Fallopian tube endometriosis in women undergoing operative video laparoscopy and its clinical implications

Contrary to common belief, fallopian tube endometriosis is common. Among patients with pelvic endometriosis, the incidence of microscopic tubal endometriosis (42.5%) is significantly greater than the incidence of macroscopic disease (11%–12%).

VOLUME 114, ISSUE 5, P1040-1048


Bailey McGuinness, M.D., Farr Nezhat, M.D., Lauren Ursillo, M.D., Meredith Akerman, MS, William Vintzileos, M.D., and Michael White, M.D., Ph.D.



To determine the incidence of fallopian tube endometriosis in patients undergoing laparoscopic surgery with a preoperative diagnosis of endometriosis, pelvic pain, infertility, or cystic adnexal mass.


Retrospective cross-sectional study.


Gynecologic oncology and minimally invasive surgery practice.


All patients who underwent surgery for endometriosis from July 2015 to June 2018 were included. Exclusion criteria were age ≥55 years, diagnosis of cancer, laparotomy, previous bilateral salpingectomy, and preoperative diagnosis other than endometriosis, pelvic pain, infertility, or cystic adnexal mass.
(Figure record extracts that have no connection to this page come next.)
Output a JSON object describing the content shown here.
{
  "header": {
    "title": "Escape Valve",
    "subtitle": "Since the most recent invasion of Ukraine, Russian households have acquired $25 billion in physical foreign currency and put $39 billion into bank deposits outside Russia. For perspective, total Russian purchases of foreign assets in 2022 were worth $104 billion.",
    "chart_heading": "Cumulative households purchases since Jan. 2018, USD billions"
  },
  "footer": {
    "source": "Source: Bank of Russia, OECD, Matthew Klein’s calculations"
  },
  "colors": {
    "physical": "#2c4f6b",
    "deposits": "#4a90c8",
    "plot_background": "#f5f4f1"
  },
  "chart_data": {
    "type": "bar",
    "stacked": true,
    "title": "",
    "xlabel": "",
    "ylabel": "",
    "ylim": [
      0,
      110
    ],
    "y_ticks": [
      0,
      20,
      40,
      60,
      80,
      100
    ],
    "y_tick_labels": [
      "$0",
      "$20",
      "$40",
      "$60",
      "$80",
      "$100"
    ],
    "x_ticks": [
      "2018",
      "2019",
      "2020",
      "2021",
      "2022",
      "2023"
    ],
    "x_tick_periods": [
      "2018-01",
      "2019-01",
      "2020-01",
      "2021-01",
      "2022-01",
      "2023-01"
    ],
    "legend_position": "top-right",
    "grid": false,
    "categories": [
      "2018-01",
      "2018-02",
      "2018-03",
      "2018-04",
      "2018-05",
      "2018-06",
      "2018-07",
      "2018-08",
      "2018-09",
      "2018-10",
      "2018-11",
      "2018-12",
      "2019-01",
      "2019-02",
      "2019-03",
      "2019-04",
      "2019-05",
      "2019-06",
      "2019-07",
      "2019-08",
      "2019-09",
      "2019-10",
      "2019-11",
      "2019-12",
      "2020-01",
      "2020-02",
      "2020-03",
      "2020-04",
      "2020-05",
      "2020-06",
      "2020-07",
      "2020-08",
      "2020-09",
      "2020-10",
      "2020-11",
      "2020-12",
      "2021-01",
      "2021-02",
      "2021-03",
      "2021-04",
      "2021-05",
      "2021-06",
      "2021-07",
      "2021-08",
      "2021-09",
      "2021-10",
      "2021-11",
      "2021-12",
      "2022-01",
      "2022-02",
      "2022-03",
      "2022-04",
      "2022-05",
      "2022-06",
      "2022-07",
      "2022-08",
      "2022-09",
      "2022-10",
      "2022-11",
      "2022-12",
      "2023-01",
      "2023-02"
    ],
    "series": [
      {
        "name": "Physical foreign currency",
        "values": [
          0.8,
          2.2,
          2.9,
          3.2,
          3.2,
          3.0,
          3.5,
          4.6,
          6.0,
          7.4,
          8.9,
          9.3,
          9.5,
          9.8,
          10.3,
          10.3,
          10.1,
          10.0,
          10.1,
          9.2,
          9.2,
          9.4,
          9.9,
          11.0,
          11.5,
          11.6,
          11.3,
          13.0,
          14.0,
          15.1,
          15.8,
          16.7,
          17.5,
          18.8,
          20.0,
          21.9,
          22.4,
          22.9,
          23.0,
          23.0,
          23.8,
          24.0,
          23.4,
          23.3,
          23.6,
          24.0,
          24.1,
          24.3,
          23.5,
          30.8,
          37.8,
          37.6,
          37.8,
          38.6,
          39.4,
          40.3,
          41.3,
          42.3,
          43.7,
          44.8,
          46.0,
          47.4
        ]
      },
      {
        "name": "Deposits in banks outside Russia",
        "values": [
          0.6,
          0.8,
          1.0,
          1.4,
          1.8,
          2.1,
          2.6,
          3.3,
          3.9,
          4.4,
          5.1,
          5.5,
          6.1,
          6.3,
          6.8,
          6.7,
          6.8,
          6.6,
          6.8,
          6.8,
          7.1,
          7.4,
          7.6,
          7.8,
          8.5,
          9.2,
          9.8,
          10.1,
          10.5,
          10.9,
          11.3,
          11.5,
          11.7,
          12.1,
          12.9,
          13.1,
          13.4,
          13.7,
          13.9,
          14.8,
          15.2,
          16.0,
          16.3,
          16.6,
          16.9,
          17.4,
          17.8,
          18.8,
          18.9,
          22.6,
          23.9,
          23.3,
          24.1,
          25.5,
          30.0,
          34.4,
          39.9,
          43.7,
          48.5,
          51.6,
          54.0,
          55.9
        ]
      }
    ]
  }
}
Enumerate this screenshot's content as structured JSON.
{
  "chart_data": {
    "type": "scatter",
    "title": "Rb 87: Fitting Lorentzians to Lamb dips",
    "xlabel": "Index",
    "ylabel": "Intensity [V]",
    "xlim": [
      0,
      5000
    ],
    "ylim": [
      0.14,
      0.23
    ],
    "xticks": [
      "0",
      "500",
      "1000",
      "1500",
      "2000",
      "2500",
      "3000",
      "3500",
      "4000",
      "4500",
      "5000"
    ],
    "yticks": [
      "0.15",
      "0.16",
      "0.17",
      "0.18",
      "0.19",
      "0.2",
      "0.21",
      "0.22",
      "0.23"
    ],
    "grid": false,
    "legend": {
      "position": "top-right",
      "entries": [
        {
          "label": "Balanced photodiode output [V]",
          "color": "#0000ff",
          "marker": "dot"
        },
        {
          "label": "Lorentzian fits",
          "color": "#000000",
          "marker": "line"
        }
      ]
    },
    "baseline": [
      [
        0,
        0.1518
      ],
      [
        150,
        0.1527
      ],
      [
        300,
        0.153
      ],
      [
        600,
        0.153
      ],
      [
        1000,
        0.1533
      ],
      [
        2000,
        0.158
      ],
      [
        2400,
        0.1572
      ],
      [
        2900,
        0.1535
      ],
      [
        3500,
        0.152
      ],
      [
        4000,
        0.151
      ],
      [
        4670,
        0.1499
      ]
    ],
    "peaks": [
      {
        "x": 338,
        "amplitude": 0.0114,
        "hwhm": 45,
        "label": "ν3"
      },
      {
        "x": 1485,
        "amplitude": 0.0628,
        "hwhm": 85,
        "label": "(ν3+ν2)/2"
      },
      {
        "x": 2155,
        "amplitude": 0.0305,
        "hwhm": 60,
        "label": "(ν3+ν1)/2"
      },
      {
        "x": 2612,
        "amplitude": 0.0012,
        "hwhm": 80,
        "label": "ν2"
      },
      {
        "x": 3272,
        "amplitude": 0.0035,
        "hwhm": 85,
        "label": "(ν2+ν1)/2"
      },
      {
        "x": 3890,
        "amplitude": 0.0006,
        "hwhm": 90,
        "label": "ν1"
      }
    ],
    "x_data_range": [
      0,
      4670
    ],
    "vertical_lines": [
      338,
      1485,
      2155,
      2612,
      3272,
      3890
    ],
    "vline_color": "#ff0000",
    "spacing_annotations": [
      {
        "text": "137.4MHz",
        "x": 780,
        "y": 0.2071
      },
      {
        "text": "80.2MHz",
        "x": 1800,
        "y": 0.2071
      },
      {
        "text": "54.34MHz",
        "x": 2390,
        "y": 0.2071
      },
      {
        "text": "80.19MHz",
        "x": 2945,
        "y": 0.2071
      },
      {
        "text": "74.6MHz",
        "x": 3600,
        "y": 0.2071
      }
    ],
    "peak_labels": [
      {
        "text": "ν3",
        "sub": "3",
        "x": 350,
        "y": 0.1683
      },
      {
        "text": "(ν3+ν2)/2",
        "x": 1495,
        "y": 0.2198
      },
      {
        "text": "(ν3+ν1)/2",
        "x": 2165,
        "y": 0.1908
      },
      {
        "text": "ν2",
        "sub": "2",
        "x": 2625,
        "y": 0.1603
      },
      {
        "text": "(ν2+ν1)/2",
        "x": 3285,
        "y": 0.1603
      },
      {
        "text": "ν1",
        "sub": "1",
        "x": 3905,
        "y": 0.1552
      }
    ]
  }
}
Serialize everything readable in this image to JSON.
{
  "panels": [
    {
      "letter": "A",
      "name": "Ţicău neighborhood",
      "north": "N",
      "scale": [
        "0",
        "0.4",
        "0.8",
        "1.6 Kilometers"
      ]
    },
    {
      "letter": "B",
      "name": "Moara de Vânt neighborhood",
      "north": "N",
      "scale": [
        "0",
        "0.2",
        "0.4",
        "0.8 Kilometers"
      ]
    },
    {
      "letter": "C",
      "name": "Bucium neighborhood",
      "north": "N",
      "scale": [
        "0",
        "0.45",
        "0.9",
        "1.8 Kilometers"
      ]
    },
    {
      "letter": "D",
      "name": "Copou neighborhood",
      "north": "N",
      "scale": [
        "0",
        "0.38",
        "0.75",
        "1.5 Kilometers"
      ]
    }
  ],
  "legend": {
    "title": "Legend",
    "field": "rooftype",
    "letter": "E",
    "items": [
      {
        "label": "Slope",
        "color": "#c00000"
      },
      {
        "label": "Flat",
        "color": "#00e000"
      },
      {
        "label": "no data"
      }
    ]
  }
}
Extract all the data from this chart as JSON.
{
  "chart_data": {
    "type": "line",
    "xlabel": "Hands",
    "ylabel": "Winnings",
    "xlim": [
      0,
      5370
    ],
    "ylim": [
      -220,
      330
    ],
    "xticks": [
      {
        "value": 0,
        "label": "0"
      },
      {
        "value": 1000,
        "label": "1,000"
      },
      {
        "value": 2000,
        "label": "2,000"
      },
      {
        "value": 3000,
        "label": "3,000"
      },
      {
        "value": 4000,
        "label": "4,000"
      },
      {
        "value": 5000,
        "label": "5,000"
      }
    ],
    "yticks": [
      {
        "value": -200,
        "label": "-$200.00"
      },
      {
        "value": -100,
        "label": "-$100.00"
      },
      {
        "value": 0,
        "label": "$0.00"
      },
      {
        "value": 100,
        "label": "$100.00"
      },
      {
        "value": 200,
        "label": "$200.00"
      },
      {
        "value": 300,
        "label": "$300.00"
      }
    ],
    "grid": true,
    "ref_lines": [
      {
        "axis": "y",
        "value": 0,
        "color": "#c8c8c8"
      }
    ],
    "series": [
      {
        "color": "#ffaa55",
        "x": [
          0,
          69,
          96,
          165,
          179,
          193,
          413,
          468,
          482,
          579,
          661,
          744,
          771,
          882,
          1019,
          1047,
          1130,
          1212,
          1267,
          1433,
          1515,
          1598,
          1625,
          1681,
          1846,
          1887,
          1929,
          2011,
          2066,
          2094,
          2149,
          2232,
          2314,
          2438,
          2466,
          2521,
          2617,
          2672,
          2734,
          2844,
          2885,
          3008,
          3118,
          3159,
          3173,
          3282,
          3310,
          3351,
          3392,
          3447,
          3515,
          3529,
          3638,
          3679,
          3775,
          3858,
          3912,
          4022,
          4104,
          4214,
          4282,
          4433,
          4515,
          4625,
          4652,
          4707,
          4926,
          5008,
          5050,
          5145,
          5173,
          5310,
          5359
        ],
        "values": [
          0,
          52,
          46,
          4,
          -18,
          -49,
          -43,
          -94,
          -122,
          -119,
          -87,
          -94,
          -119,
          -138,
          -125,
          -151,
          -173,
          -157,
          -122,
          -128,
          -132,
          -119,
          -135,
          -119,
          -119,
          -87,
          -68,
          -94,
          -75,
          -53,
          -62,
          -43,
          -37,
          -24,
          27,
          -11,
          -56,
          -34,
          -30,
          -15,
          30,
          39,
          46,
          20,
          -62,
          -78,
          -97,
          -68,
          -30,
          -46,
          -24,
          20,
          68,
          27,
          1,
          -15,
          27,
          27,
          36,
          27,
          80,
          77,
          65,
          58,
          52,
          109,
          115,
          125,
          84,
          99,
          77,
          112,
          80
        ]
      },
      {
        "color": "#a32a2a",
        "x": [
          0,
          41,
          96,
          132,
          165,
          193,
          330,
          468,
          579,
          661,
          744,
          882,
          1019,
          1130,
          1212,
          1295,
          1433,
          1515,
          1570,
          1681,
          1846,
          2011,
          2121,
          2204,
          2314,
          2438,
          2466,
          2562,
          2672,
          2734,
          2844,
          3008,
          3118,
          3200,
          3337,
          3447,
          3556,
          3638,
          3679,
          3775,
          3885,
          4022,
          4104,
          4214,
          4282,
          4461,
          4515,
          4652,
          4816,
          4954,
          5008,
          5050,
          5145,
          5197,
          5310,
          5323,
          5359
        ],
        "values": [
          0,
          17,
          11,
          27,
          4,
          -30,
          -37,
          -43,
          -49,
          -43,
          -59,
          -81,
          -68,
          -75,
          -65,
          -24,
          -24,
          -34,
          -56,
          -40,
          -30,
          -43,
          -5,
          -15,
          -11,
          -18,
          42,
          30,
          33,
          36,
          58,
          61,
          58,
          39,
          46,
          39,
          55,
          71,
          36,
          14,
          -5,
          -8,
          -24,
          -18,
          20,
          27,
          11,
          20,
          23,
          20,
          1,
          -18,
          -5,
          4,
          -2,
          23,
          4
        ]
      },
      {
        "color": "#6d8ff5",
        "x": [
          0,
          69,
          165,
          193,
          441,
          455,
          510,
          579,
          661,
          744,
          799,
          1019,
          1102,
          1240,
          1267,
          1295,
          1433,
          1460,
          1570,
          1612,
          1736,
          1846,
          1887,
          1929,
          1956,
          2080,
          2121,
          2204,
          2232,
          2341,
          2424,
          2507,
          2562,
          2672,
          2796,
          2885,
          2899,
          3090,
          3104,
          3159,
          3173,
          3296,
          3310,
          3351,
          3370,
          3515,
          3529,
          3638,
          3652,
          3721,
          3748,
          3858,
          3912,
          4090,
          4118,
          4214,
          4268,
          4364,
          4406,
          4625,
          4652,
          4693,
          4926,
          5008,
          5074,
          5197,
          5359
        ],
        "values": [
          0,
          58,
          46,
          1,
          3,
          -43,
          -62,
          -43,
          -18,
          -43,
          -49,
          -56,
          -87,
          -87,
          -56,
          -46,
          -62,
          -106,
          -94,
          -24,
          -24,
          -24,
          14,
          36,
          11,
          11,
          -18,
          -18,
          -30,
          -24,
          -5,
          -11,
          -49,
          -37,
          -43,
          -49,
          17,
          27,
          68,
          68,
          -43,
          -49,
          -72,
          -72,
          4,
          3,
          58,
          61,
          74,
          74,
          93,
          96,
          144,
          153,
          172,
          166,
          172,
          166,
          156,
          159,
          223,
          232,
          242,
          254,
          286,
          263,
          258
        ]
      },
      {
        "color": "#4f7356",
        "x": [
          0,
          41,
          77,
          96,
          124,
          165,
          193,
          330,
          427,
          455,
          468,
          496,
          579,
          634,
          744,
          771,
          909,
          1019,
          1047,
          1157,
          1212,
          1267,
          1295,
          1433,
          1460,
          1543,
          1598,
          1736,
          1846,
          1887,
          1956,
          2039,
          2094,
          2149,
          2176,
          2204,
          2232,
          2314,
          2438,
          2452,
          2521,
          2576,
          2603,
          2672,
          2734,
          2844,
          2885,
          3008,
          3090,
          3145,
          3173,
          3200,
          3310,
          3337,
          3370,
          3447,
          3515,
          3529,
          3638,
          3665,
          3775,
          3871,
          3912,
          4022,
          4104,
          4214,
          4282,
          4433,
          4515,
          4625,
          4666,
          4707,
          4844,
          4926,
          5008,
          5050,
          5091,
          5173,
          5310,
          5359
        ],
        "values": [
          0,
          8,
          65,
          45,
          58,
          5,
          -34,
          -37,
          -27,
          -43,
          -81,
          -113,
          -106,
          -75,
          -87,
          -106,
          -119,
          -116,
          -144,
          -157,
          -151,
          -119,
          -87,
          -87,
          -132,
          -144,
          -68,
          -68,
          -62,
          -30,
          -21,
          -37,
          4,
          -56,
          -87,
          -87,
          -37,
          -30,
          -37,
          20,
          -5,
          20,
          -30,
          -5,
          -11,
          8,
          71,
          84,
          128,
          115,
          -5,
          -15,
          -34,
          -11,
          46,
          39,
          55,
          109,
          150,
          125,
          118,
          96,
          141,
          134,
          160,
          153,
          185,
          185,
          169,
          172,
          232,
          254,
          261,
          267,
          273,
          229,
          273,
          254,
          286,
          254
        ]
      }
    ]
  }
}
Subjects were divided by those who did and those who did not have a salpingectomy at the time of surgery.

Main Outcome Measure(s)

Diagnosis of tubal endometriosis was based on macroscopic evidence of endometrial implants on the fallopian tube(s) noted within the operative report and microscopic evidence of endometriosis noted within the pathology report.


A total of 444 surgeries were performed and 185 met the study criteria. Among those, 153 (82.7%) had histologically diagnosed endometriosis within the abdominopelvic cavity. The incidence of tubal endometriosis was 11%–12% macroscopically and 42.5% microscopically after salpingectomy. Patients with tubal endometriosis were more likely to have severe disease.


Among patients with endometriosis, the incidence of microscopic tubal endometriosis was significantly greater than that of macroscopic disease.